A Hash Function is defined as any function that can be used to map data of arbitrary size to fixed-size values. The values returned by a hash function are called hash values, hash codes, digests, or simply hashes. They are primarily used to index data in Hash Table(s).

The core idea is to transform a given input (key) into an integer that can be used as an array index, allowing for very fast data retrieval.


Properties of a Good Hash Function

For a hash function to be effective, especially for data structures like hash tables, it should exhibit several key properties:

  1. Deterministic: The same input key must always produce the same hash value.
  2. Efficient Computation: The hash value should be quick to compute. A complex hash function defeats the purpose of fast lookups.
  3. Uniform Distribution: It should distribute keys as evenly as possible across the entire range of possible hash values. This minimizes Collisions.

Why Hash Functions are Used

  • Fast Data Retrieval (Hash Tables): Provides average-case lookup, insertion, and deletion times.
  • Data Integrity (Checksums): Verifying that data has not been altered (e.g., file downloads, network packets).
  • Cryptography: Used in digital signatures, password storage, and message authentication codes. (These are specialized cryptographic hash functions).
  • Uniqueness Identification: Quickly checking if an item has been seen before (e.g., in caches).

Common Techniques & Implementations

1. Simple Summation (Illustrative, but Flawed) This method sums the ASCII values of characters in a string. It’s easy to understand but results in many collisions for different strings with the same characters.

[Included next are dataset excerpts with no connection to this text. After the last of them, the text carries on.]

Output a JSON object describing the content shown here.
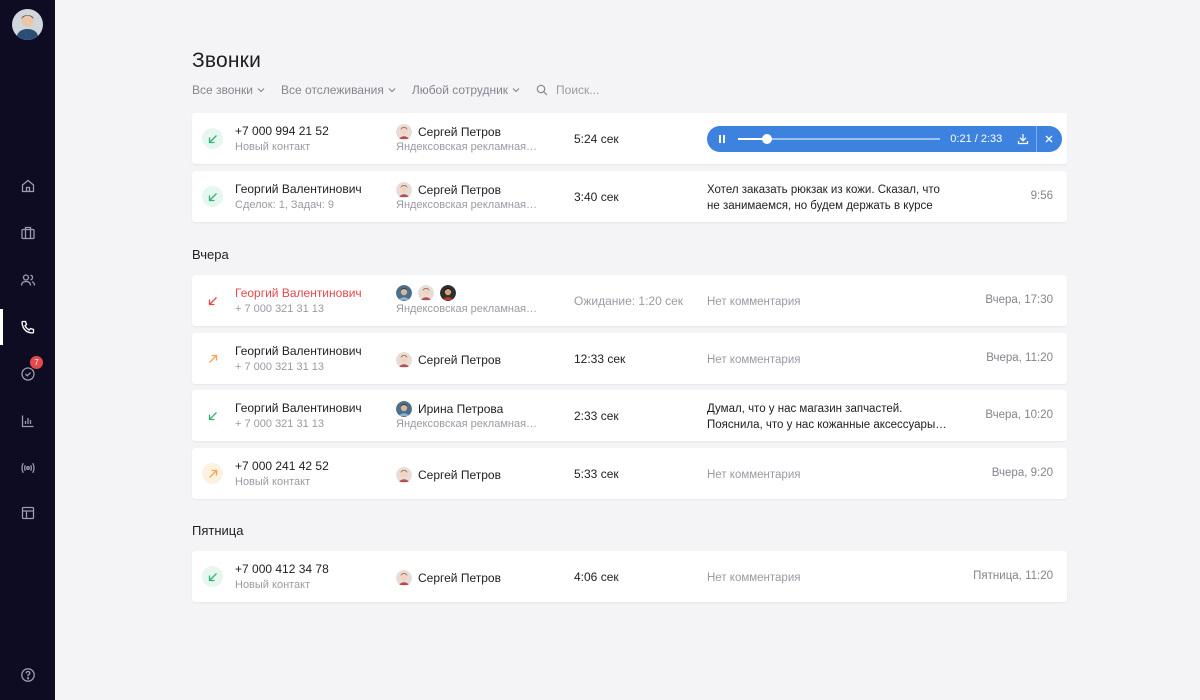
{
  "page": {
    "title": "Звонки"
  },
  "filters": {
    "calls": "Все звонки",
    "tracking": "Все отслеживания",
    "employee": "Любой сотрудник",
    "search_placeholder": "Поиск..."
  },
  "sections": {
    "yesterday": "Вчера",
    "friday": "Пятница"
  },
  "player": {
    "time": "0:21 / 2:33",
    "progress": 0.14
  },
  "colors": {
    "accent": "#3d82de",
    "missed": "#e5484d",
    "incoming": "#34b378",
    "outgoing": "#f0a54a",
    "sidebar": "#0d0c22"
  },
  "sidebar": {
    "badge_count": "7"
  },
  "rows": [
    {
      "name": "+7 000 994 21 52",
      "sub": "Новый контакт",
      "agent": "Сергей Петров",
      "source": "Яндексовская рекламная…",
      "duration": "5:24 сек",
      "direction": "in"
    },
    {
      "name": "Георгий Валентинович",
      "sub": "Сделок: 1, Задач: 9",
      "agent": "Сергей Петров",
      "source": "Яндексовская рекламная…",
      "duration": "3:40 сек",
      "comment_1": "Хотел заказать рюкзак из кожи. Сказал, что",
      "comment_2": "не занимаемся, но будем держать в курсе",
      "time": "9:56",
      "direction": "in"
    },
    {
      "name": "Георгий Валентинович",
      "sub": "+ 7 000 321 31 13",
      "source": "Яндексовская рекламная…",
      "duration": "Ожидание: 1:20 сек",
      "comment": "Нет комментария",
      "time": "Вчера, 17:30",
      "direction": "missed"
    },
    {
      "name": "Георгий Валентинович",
      "sub": "+ 7 000 321 31 13",
      "agent": "Сергей Петров",
      "duration": "12:33 сек",
      "comment": "Нет комментария",
      "time": "Вчера, 11:20",
      "direction": "out"
    },
    {
      "name": "Георгий Валентинович",
      "sub": "+ 7 000 321 31 13",
      "agent": "Ирина Петрова",
      "source": "Яндексовская рекламная…",
      "duration": "2:33 сек",
      "comment_1": "Думал, что у нас магазин запчастей.",
      "comment_2": "Пояснила, что у нас кожанные аксессуары…",
      "time": "Вчера, 10:20",
      "direction": "in"
    },
    {
      "name": "+7 000 241 42 52",
      "sub": "Новый контакт",
      "agent": "Сергей Петров",
      "duration": "5:33 сек",
      "comment": "Нет комментария",
      "time": "Вчера, 9:20",
      "direction": "out"
    },
    {
      "name": "+7 000 412 34 78",
      "sub": "Новый контакт",
      "agent": "Сергей Петров",
      "duration": "4:06 сек",
      "comment": "Нет комментария",
      "time": "Пятница, 11:20",
      "direction": "in"
    }
  ]
}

// Limitations: Poor distribution, sensitive to character order only (not position)
int simple_hash_sum(const char* key, int table_size) {
    int hash_value = 0;
    int i = 0;
    while (key[i] != '\0') {
        hash_value += key[i];
        i++;
    }
    return hash_value % table_size; // Modulo operation maps to table size (see [[Modular Arithmetic]])
}

2. Polynomial Rolling Hash (Better Distribution) This method considers the position of each character, giving more weight to characters earlier in the string. It involves multiplying by a prime number p at each step.

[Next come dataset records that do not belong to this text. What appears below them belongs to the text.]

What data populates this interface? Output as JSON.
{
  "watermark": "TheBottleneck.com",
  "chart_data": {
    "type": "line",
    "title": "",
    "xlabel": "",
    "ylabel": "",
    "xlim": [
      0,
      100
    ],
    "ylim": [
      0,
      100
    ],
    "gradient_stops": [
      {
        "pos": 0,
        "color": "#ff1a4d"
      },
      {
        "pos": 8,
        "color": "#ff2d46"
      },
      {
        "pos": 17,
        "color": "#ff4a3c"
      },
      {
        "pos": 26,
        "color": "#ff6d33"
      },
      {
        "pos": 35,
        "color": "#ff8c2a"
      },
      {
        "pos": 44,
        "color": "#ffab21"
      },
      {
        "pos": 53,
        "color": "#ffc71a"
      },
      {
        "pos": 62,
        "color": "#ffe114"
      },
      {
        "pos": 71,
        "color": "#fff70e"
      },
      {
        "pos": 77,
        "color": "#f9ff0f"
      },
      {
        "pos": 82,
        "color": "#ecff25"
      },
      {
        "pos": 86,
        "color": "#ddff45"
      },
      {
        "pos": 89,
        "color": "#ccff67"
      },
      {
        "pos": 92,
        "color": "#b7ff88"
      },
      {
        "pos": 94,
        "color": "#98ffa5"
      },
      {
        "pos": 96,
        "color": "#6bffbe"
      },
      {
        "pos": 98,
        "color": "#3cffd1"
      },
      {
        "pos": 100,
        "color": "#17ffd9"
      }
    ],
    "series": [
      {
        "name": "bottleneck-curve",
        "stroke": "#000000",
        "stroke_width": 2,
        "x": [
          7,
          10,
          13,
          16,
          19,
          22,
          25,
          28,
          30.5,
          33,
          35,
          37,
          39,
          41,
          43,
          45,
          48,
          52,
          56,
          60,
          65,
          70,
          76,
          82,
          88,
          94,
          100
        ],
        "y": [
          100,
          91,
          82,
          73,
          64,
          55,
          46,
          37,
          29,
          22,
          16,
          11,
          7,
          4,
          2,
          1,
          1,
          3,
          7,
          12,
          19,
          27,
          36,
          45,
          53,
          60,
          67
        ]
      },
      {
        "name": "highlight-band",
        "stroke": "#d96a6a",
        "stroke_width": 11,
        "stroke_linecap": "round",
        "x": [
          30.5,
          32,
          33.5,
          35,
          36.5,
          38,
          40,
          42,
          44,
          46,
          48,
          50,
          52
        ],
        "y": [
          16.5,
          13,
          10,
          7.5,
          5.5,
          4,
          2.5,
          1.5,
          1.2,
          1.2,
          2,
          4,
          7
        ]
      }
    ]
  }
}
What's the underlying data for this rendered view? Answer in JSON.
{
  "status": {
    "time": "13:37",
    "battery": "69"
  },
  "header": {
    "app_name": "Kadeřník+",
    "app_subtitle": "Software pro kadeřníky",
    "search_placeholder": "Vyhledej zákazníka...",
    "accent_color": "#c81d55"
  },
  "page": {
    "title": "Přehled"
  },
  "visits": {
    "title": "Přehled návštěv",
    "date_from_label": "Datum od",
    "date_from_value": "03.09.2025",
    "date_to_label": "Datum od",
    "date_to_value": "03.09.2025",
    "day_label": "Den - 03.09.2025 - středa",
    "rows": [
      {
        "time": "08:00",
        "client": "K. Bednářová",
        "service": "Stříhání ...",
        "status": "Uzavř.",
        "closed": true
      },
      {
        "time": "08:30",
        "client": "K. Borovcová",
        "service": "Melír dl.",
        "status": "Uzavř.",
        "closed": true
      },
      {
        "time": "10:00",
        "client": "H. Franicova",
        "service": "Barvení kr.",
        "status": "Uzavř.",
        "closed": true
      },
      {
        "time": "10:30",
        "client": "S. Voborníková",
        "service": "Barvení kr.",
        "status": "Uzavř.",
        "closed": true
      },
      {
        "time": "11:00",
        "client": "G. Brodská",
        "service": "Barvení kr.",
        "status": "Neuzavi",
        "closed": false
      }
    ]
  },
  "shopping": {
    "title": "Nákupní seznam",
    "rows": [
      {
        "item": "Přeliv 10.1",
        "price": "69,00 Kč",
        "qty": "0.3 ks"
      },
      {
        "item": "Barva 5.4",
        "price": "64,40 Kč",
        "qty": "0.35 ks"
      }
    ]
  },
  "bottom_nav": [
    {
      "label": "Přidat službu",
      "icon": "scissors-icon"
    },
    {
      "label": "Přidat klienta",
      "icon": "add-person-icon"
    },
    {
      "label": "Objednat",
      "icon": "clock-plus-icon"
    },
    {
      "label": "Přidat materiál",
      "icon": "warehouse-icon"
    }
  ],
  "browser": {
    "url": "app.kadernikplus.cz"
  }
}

// More robust, considers character position
unsigned int polynomial_rolling_hash(const char* key, int table_size) {
    unsigned int hash_value = 0;
    unsigned int p = 31; // A prime number, often used
    unsigned int p_power = 1;
 
    for (int i = 0; key[i] != '\0'; i++) {
        hash_value = (hash_value + (key[i] - 'a' + 1) * p_power) % table_size;
        p_power = (p_power * p) % table_size; // Re-calculate p_power for next char
    }
    return hash_value;
}

Rust Implementation Example (using std::collections::hash::Hasher) In Rust, you typically use the built-in std::hash::Hash trait and std::collections::HashMap which uses a cryptographic-ally secure, yet fast, default hash function (SipHash). For custom hashing, you’d implement the Hasher trait.

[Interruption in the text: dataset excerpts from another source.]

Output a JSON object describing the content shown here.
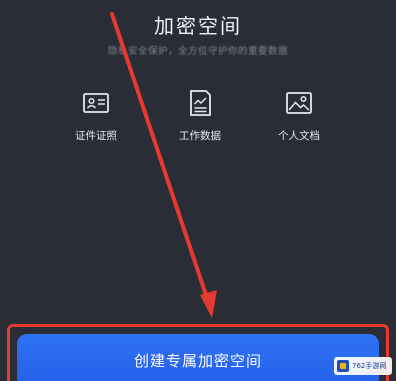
{
  "header": {
    "title": "加密空间",
    "subtitle": "隐私安全保护，全方位守护你的重要数据"
  },
  "features": [
    {
      "label": "证件证照",
      "icon": "id-card-icon"
    },
    {
      "label": "工作数据",
      "icon": "document-chart-icon"
    },
    {
      "label": "个人文档",
      "icon": "image-icon"
    }
  ],
  "cta": {
    "label": "创建专属加密空间"
  },
  "annotation": {
    "arrow_color": "#e53a2f",
    "highlight_color": "#e53a2f"
  },
  "watermark": {
    "text": "762手游网"
  },
  "colors": {
    "background": "#2b2d36",
    "button": "#2f72f5"
  }
}
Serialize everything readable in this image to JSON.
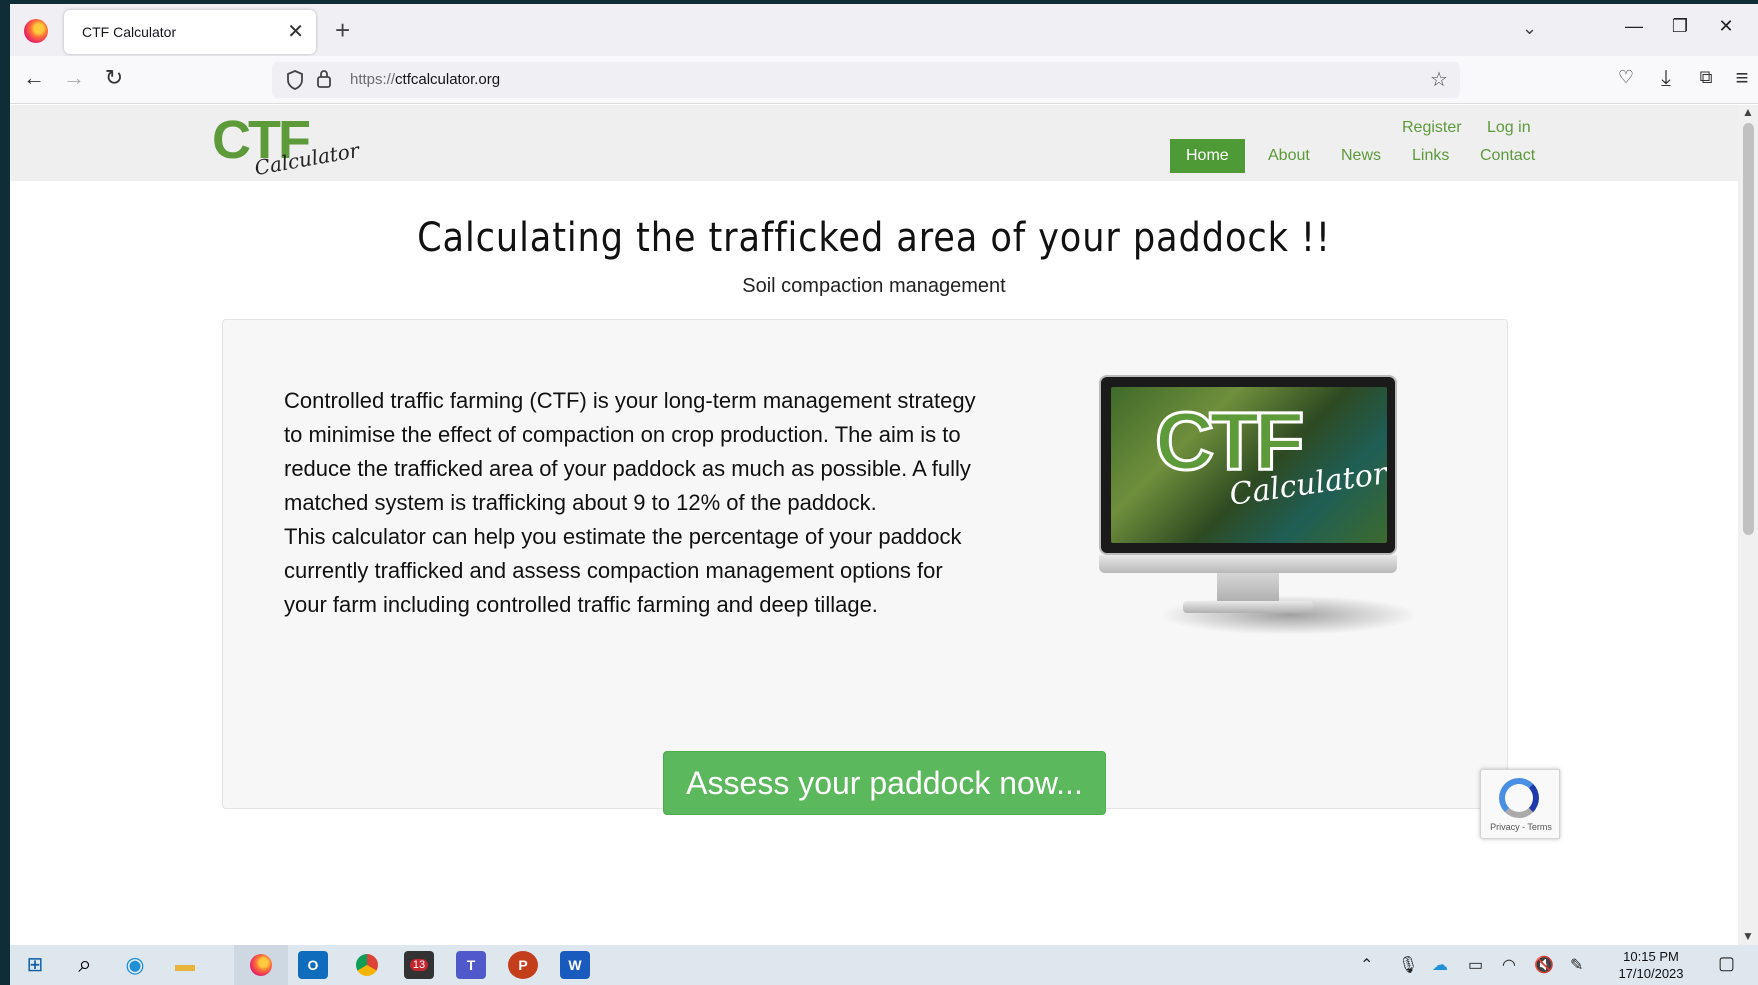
{
  "browser": {
    "tab_title": "CTF Calculator",
    "tab_close": "✕",
    "new_tab": "+",
    "url_protocol": "https://",
    "url_host": "ctfcalculator.org",
    "icons": [
      "firefox-icon",
      "back-icon",
      "forward-icon",
      "reload-icon",
      "shield-icon",
      "lock-icon",
      "bookmark-star-icon",
      "pocket-icon",
      "download-icon",
      "extensions-icon",
      "menu-icon",
      "list-all-tabs-icon",
      "minimize-icon",
      "restore-icon",
      "close-window-icon"
    ]
  },
  "site": {
    "logo_main": "CTF",
    "logo_sub": "Calculator",
    "util_links": {
      "register": "Register",
      "login": "Log in"
    },
    "menu": [
      "Home",
      "About",
      "News",
      "Links",
      "Contact"
    ],
    "active_menu": "Home",
    "accent_color": "#4e9a36",
    "button_color": "#5cb85c"
  },
  "hero": {
    "title": "Calculating the trafficked area of your paddock !!",
    "subtitle": "Soil compaction management"
  },
  "intro": {
    "paragraph1": "Controlled traffic farming (CTF) is your long-term management strategy to minimise the effect of compaction on crop production. The aim is to reduce the trafficked area of your paddock as much as possible. A fully matched system is trafficking about 9 to 12% of the paddock.",
    "paragraph2": "This calculator can help you estimate the percentage of your paddock currently trafficked and assess compaction management options for your farm including controlled traffic farming and deep tillage."
  },
  "monitor_image": {
    "logo_main": "CTF",
    "logo_sub": "Calculator"
  },
  "cta": {
    "label": "Assess your paddock now..."
  },
  "recaptcha": {
    "text": "Privacy - Terms"
  },
  "taskbar": {
    "apps": [
      "windows-start-icon",
      "search-icon",
      "edge-icon",
      "file-explorer-icon",
      "firefox-icon",
      "outlook-icon",
      "chrome-icon",
      "teams-badge-icon",
      "teams-icon",
      "powerpoint-icon",
      "word-icon"
    ],
    "badge_count": "13",
    "time": "10:15 PM",
    "date": "17/10/2023"
  }
}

use std::hash::{Hash, Hasher};
use std::collections::hash_map::DefaultHasher;
 
// Example of hashing a string using the default hasher
fn get_string_hash(s: &str) -> u64 {
    let mut hasher = DefaultHasher::new();
    s.hash(&mut hasher);
    hasher.finish()
}
 
// Example of a simple custom hash function (for learning, not production)
// This is analogous to the polynomial_rolling_hash concept
fn custom_hash(key: &str, table_size: usize) -> usize {
    let mut hash_value: usize = 0;
    let p: usize = 31; // Prime number
    let mut p_power: usize = 1;
 
    for c in key.chars() {
        hash_value = (hash_value + (c as usize - 'a' as usize + 1) * p_power) % table_size;
        p_power = (p_power * p) % table_size;
    }
    hash_value
}

Collision Handling

Since a hash function maps a potentially large set of inputs to a smaller, fixed-size output range, collisions are inevitable. Effective hash tables require strategies to handle these collisions, such as:

  • Separate Chaining: Store colliding elements in a linked list at each hash table index.
  • Open Addressing: Find another open spot in the hash table when a collision occurs (e.g., Linear Probing, Quadratic Probing, Double Hashing).

(See Hash Table(s) for more details on collision resolution.)